Search engine giant Google has divulged TensorFlow Lite 1.0, its developer framework for deploying Artificial Intelligence models on mobile and IoT (Internet of Things) devices. In TensorFlow Lite 1.0, improvements including selective registration and quantization during and after training for faster, smaller models, where quantization has led to 4 times compression of some models.

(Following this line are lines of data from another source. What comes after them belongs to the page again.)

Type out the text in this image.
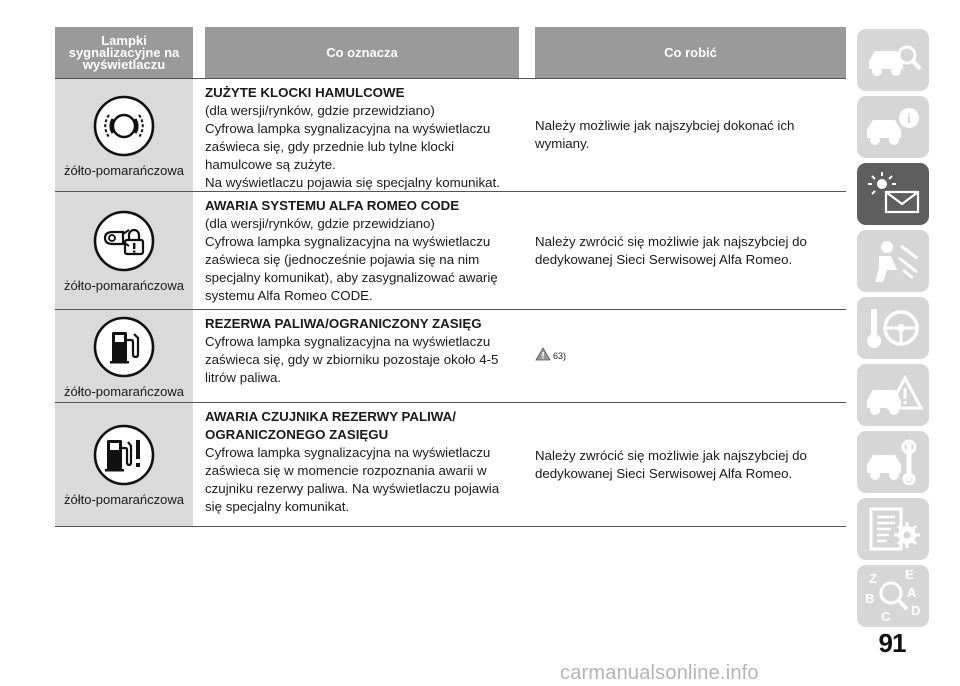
Lampki sygnalizacyjne na wyświetlaczu
Co oznacza	Co robić
żółto-pomarańczowa
ZUŻYTE KLOCKI HAMULCOWE
(dla wersji/rynków, gdzie przewidziano)
Cyfrowa lampka sygnalizacyjna na wyświetlaczu zaświeca się, gdy przednie lub tylne klocki hamulcowe są zużyte.
Na wyświetlaczu pojawia się specjalny komunikat.
Należy możliwie jak najszybciej dokonać ich wymiany.
żółto-pomarańczowa
AWARIA SYSTEMU ALFA ROMEO CODE
(dla wersji/rynków, gdzie przewidziano)
Cyfrowa lampka sygnalizacyjna na wyświetlaczu zaświeca się (jednocześnie pojawia się na nim specjalny komunikat), aby zasygnalizować awarię systemu Alfa Romeo CODE.
Należy zwrócić się możliwie jak najszybciej do dedykowanej Sieci Serwisowej Alfa Romeo.
żółto-pomarańczowa
REZERWA PALIWA/OGRANICZONY ZASIĘG
Cyfrowa lampka sygnalizacyjna na wyświetlaczu zaświeca się, gdy w zbiorniku pozostaje około 4-5 litrów paliwa.
63)
żółto-pomarańczowa
AWARIA CZUJNIKA REZERWY PALIWA/ OGRANICZONEGO ZASIĘGU
Cyfrowa lampka sygnalizacyjna na wyświetlaczu zaświeca się w momencie rozpoznania awarii w czujniku rezerwy paliwa. Na wyświetlaczu pojawia się specjalny komunikat.
Należy zwrócić się możliwie jak najszybciej do dedykowanej Sieci Serwisowej Alfa Romeo.
i
Z E
A
B
C D
91
carmanualsonline.info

According to the company, Lite has started with training AI models on TensorFlow and then is converted to build Lite models for running on mobile devices. Back in May 2017, Lite was first introduced at the I/O developer conference and undertaken for developer preview later that year. At Google, the TensorFlow Lite team also shared its Lite 1.0 roadmap for the future and is designed to condense and accelerate AI models for edge deployment of things like model acceleration, particularly for Android developers utilizing neural nets, in addition to a Keras-based connecting pruning kit and further quantization advancements. The company has also revealed other changes for its TensorFlow Lite that is on the way, including support for control flow that is necessary to the operation of models like Recurrent Neural Networks (RNNs); CPU performance optimization with Lite models, potentially comprising partnerships with other companies; expand coverage of GPU delegate operations and finalize the API to make it generally reachable.

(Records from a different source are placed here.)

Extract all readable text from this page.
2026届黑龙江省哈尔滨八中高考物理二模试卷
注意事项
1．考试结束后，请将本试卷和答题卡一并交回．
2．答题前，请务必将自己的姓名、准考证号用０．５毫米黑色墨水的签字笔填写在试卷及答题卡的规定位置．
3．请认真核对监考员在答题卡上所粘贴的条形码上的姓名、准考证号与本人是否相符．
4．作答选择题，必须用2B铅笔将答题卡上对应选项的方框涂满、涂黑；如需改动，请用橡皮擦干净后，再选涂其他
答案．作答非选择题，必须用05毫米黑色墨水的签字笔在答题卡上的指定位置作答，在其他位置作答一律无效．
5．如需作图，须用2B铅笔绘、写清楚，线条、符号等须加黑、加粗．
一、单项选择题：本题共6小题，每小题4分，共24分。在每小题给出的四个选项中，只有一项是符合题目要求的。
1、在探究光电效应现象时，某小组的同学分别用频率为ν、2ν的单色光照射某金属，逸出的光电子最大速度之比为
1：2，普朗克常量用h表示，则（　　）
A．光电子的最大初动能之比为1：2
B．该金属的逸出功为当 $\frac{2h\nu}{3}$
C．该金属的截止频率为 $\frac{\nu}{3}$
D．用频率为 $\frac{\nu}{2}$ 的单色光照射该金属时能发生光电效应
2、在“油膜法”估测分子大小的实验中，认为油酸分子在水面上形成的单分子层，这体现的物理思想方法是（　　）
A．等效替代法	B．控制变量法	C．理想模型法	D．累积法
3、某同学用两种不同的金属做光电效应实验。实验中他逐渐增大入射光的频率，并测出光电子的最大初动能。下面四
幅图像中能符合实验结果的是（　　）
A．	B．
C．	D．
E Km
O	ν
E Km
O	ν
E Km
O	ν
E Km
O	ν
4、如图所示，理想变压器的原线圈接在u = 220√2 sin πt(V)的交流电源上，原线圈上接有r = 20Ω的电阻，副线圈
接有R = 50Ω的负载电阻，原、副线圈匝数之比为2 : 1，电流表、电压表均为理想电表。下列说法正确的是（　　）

A TensorFlow 2.0 model converter for making Lite models will be accessible for developers to better comprehend about wrong things during the conversion process and how to fix it. As said in a statement by TensoFlow Lite engineer Raziel Alvarez, TensorFlow Lite is deployed by over two billion devices to date. He further stated that TensorFlow Lite more and more makes TensorFlow Mobile archaic, except for users who want to use it for training, but a solution is in the works. Google, in the future, plans to build GPU delegates available at large, expand coverage, and finalize APIs.